On 17 Sep 2014, at 22:00, Paritesh Boyeyoko <parity.boy(a)gmail.com> wrote:
> On Tuesday 16 Sep 2014 17:36:41 Toralf F?rster wrote:
>> On 09/16/2014 03:35 AM, Paritesh Boyeyoko wrote:
>>> Hello --
>>> So, I was thinking that in the same way that Tor relays have port-based exit policies, could they not
>>> also have port-based entrance policies? I
>>
>> Beside the general answer (probably "NO") - you mean something, which cannot be handled by a firewall ?
>>
>>
>
> @Toralf
>
> Correct, this has nothing to do with firewalls.

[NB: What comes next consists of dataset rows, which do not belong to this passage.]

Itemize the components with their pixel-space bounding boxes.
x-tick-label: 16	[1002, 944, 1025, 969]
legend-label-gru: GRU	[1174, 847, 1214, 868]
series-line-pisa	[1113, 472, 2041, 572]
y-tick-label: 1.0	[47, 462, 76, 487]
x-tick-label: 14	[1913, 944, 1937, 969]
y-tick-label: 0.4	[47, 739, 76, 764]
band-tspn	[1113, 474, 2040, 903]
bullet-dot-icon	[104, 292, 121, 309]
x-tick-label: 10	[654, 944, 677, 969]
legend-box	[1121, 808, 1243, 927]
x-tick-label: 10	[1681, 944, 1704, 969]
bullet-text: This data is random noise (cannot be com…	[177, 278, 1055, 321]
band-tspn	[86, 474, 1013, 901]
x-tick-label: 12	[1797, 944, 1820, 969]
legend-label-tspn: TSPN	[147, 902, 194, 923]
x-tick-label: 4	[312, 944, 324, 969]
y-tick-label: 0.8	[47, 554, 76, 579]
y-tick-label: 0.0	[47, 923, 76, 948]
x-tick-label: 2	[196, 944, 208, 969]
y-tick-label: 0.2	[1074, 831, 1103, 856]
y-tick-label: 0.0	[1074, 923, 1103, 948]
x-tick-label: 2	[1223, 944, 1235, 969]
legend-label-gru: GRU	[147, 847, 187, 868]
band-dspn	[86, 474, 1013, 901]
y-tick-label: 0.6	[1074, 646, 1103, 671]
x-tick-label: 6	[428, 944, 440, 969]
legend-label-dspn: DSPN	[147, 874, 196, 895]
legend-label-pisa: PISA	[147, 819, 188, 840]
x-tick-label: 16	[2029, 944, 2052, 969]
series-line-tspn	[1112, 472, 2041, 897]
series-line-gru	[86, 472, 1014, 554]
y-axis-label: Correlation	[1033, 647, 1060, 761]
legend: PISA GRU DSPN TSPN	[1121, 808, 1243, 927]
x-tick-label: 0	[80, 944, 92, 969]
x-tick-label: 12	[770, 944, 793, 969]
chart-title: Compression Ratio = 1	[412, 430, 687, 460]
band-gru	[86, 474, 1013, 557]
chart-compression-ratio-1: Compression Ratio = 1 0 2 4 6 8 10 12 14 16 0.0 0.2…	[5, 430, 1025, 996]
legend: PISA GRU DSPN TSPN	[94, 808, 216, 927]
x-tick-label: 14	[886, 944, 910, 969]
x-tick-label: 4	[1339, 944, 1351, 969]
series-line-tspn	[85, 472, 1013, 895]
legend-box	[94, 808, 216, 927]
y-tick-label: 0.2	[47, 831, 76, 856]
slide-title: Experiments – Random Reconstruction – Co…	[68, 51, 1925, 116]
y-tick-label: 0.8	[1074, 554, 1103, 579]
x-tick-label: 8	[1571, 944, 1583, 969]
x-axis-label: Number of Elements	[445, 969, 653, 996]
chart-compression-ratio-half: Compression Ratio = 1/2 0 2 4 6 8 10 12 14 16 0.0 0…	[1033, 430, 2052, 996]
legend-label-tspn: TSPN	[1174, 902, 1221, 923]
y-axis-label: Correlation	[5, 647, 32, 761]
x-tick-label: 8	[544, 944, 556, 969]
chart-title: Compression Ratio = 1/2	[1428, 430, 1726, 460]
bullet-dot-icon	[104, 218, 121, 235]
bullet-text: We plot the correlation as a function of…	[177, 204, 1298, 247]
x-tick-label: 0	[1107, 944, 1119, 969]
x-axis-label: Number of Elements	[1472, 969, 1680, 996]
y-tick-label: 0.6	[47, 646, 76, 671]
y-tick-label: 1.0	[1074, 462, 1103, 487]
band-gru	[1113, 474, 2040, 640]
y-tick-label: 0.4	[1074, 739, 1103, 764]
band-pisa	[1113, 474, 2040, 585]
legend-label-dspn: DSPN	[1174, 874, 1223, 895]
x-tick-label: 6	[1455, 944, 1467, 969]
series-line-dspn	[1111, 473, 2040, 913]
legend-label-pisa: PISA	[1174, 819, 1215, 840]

This is more about better utilisation of slow
> circuits/relays by deliberately choosing to push relatively lightweight traffic across them.
> IRC and XMPP do not need 10Mbit/s circuits, not even close.
>
> I'm not sure how Tor clients choose the relays they use to build a circuit, and I do realise that
>
> a) there are probably more slow relays than fast ones
> b) attempting to pre-build both a "fast circuit" and a "slow circuit" will reduce the number of
> candidates for each.
>
> I'm just looking for ways to drive more traffic across slow relays. :)
Paritesh,
I think it might help to make a distinction between latency (delay) and throughput (capacity), both of which are affected by router speed:
IRC, XMMP and SSH need low latency circuits, which are mostly correlated with high bandwidth relays.
Web Browsing (HTTP/S) and similar generally need both low-ish latency and high throughput, also correlated with high bandwidth relays.
File Downloads (HTTP/S, BitTorrent) can cope with high latency as long as the throughput is high (and the reliability is sufficient, but that's another matter).
But I can't actually see much need for high latency, low throughput relays - are there many protocols that would find that useful? (SMTP is the only one that comes to mind.)